En el plano represivo, la «ayuda internacional» fue decisiva porque las innovaciones de la UCD y el Plan ZEN del PSOE se basaban en consejos de las mejores policías políticas del capitalismo mundial, en aquellos cruciales años. La mentalidad cuartelera y africanista no podía hilar tan fino, y el PSOE tuvo que recurrir a las mafias internacionales más crueles para crear los GAL, junto con los servicios franceses y los ineptos españoles. El PSOE quiso introducir una cierta racionalidad y un proyecto a medio plazo para «reconstruir España» pero no pudo por la inmensidad de la tarea, por su propia corrupción e incapacidad interna, y por la fanática oposición de la derechona más reaccionaria. La «España de charanga y pandereta» le presionaba tanto y le estaba poniendo al borde de la derrota electoral que el PSOE inició el proceso que acabaría en el encarcelamiento de la Mesa Nacional de HB, entre otras medidas. Su fina capa de modernismo tibio y vergonzoso no podía contener las erupciones de odio que salían de lo más profundo de mentalidad de cruzada y reconquista española. Mas no fue sólo el PSOE el que se descubrió a sí mismo volviendo al pasado, también el PNV de Ardanza, con su lazo azul, se postró ante «la furia de la raza», preparando el camino para el recibimiento que Arzallus hizo a Aznar.

Con el PP en el gobierno volvió la Inquisición de siempre pero con su forma actual. Intelectuales que habían cambiado la tricolor republicana por la bicolor constitucional, se pasaron a la bicolor franquista, exigiendo autos de fe, castigos públicos y quemas de independentistas vascos.
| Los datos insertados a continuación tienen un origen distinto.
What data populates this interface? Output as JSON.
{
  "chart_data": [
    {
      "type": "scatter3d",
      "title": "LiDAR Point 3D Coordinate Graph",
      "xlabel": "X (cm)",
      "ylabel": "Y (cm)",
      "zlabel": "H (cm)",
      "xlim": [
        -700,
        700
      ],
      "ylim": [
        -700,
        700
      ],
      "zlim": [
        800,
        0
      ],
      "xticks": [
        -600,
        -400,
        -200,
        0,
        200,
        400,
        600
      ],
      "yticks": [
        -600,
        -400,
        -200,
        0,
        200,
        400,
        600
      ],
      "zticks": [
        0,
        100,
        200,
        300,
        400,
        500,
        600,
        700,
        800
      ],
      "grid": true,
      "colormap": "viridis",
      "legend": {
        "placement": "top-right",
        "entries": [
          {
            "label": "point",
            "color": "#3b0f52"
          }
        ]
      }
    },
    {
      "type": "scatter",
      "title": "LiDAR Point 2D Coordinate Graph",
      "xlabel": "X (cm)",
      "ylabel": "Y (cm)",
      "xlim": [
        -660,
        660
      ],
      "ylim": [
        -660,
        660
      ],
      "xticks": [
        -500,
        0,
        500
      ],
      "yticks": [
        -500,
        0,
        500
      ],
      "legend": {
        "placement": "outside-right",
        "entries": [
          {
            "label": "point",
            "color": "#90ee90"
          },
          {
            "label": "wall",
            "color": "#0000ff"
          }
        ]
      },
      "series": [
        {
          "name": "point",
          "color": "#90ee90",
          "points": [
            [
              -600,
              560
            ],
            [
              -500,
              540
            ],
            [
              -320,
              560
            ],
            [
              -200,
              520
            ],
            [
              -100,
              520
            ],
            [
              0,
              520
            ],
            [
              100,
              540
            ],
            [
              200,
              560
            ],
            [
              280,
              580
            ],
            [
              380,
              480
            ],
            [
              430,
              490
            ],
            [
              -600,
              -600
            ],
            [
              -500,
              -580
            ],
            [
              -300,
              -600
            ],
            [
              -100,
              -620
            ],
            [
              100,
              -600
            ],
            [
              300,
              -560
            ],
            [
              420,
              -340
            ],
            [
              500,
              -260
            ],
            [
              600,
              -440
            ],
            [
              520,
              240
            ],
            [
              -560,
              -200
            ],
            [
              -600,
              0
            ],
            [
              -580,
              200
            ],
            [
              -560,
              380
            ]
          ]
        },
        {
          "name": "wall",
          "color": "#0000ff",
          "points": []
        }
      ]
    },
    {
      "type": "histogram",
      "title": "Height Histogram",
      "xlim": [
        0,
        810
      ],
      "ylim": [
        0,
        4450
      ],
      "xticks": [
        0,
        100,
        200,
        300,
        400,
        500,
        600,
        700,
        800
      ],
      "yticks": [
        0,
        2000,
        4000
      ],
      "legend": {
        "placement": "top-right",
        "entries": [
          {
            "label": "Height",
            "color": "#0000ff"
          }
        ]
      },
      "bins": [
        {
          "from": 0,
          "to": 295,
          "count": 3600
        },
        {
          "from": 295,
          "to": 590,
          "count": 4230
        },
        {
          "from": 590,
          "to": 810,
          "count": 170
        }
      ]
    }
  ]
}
Luego, desagradecidos ellos, le gruñeron al siempre fiel PNV, y llevados la fe en el nuevo líder joseantoniano decretaron que todos los vascos somos sospechosos por nacimiento, pudiendo ser culpables según los caprichos de un aparato judicial que había retrocedido a la época del plomo derretido en la garganta del reo. Mientras multiplicaba la represión, el PP despreciaba el futuro y el capitalismo español aceleró su caída en la obsolescencia productiva: que inventen los extranjeros. La mentalidad del señorito pendenciero e ignorante volvió -nunca se fue del todo- a dominar oficialmente, y entre chapuzas y ridículos se gestó lo que ahora es el 18/98, un monumento al irracionalismo más vengativo. Lo hizo contando con el apoyo del PSOE, en cuyo interior también se regodea el nacionalismo español más irreflexivo. El desprecio del PP hacia la inteligencia colectiva se demostró en el 11-M, su esencia dictatorial se reafirmó con su campaña contra los resultados electorales del 14-M/04; ambos son muestra de esa ideología que se cree designada por dios para propagar los «valores eternos de España» por todo el mundo. El PSOE está atado por la fuerza de esa ideología que le lleva a obedecer las órdenes represivas dejadas por el PP, como, entre otras muchas, la del 18/98. Vigilado muy de cerca por el PP, por la Iglesia, por la industria político-mediática, por las ONGs de derechas, etc., que saben que avanza la construcción nacional vasca, el PSOE no se libera del fantasma de Covadonga y sigue apoyándose en los cañones de Cisneros. Salvando los cambios de forma, buceando en la lógica de la opresión nacional descubrimos la nítida continuidad entre los macroprocesos franquistas y el proceso del 18/98 en estos momentos. ¿Al final, será Zapatero una excrescencia más de los delirios imperiales?